Another important addition to the Street 2 lineup is the ability to play as the goal keeper, and we're not just talking stopping shots. You can actually bring the keeper out of the box if you wish, giving you a crucial extra attacker during those times when you really need the score. Just make sure you keep possession of the ball, or that one-goal deficit can easily turn into two.
Game modes in Street 2 include friendly, rule the street, and skills challenge. A friendly is simply a custom single-player match, where you can set the teams (from a set of 20 national teams, as well as a few special clubs), your starting lineup, the location you wish to play (with international locales such as Brazil, Germany, Amsterdam, London, and Rome), and the exact type of rule set you wish to play with. It's here that you can choose the level of difficulty, as well as specific rules, such as the maximum number of goals needed to win and the color of the ball you wish to use.
Rule the street mode is the game's career mode, one that will be familiar to anyone who has played a Street game before. The idea is to create a player from scratch and then take on teams from all over the world on your way to being the best of the street soccer best. As you defeat teams, you'll be able to recruit players to your team and deal with the conflicting egos that come with such amazing soccer skills. You'll also earn skill bills, which you can spend to improve your player attributes, or to unlock cool apparel, new venues, and FIFA players and legends.
The final game mode in Street 2 is the skills challenge, and it's essentially a ball-juggling competition. Each player in the skills challenge takes turns pulling off juggling tricks, and the player with the most points at the end is considered the winner. During a skills challenge session, you'll have the opportunity to pull off freestyle tricks. You'll also be challenged to pull off a series of increasingly complex strings of tricks that will require a sense of rhythm that is vaguely reminiscent of Dance Dance Revolution. Frankly, we don't see ourselves spending too much time in this mode, but it's certainly an option for those who are looking for a diversion from the action on the pitch.
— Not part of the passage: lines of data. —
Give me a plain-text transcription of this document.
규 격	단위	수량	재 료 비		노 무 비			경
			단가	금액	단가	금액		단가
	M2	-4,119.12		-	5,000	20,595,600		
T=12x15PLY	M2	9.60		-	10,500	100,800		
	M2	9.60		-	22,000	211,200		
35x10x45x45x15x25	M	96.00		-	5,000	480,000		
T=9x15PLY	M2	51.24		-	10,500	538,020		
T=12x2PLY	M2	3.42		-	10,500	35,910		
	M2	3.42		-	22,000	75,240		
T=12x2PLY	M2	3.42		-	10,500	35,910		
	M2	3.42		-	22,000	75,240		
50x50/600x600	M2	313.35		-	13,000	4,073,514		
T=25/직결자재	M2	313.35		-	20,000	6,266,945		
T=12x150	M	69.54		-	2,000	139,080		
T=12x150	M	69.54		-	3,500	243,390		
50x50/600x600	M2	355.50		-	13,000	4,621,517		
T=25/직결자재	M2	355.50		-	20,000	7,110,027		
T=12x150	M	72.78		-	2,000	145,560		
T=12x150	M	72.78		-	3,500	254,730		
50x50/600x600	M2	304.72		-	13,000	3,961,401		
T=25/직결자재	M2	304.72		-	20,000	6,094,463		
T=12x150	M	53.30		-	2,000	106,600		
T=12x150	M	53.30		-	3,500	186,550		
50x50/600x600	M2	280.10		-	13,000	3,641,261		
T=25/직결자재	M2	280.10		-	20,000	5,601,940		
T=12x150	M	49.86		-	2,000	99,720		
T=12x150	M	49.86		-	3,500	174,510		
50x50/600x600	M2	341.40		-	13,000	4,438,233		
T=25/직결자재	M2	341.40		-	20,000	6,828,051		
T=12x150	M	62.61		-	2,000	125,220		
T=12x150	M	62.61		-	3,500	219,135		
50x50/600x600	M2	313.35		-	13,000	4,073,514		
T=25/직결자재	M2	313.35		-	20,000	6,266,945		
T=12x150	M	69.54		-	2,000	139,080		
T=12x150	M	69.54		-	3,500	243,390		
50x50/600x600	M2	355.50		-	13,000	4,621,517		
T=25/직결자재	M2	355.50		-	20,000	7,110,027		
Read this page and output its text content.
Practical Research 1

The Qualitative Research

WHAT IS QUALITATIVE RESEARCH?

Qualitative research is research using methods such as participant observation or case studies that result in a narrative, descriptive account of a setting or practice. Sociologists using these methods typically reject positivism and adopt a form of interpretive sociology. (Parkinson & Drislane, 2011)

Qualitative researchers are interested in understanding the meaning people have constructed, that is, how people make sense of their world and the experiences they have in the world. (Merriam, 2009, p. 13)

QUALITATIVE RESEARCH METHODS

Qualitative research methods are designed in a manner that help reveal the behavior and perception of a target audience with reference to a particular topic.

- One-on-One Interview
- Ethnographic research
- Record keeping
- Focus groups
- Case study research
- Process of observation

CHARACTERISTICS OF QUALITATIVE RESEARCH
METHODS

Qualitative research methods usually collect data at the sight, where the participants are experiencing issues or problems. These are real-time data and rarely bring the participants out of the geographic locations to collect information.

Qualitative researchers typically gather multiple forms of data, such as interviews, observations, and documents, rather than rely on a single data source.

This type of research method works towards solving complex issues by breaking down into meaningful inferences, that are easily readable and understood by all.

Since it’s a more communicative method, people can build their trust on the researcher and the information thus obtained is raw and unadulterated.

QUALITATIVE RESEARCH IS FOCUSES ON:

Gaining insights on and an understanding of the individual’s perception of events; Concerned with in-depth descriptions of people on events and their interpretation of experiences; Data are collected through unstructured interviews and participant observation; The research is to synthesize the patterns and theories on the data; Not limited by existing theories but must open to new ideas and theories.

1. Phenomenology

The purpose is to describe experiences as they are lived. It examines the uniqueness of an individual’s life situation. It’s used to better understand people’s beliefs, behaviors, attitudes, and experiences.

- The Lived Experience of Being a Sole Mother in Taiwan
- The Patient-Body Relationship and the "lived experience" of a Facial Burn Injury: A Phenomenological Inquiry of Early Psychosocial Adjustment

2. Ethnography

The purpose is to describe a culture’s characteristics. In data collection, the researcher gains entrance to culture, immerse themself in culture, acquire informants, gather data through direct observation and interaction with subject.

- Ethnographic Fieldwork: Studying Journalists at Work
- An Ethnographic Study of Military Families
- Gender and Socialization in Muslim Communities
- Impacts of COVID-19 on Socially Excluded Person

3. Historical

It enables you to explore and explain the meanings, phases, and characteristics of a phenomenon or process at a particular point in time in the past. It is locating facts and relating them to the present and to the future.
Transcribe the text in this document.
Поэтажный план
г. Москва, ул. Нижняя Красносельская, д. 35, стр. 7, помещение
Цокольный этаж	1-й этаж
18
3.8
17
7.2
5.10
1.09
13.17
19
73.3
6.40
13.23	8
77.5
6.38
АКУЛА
Visually, Street 2 still has the gritty underground look that was so appealing in last year's game, along with a number of new venues and pitch types to play on--the sandy shores of Barra Beach, Brazil, comes to mind as an immediate standout. Player models are long and lanky-looking, and the trick animations are a lot of fun to watch. The biggest change this year is the default camera angle, which has moved from the traditional sideline view to an up-and-down, end-to-end look that will likely be favored by us Americans who love to play those other type of football games. For those who prefer the more traditional point of view, you'll be able to choose it in the camera options menu. On the audio front, Street 2 looks to provide a cosmopolitan mix of tunes from all over the world--from Latin beats to Eurocentric drum and bass, and a good mix of styles in between.
With 20 national teams, more than 10 playable venues, and 300-plus real-life soccer stars to play as, FIFA Street 2 will certainly not lack for content. Will the game deliver on the promising concept that was found in the first one? We'll know on February 28, when the game is due to hit store shelves. Expect to see our full review as soon as the game is released.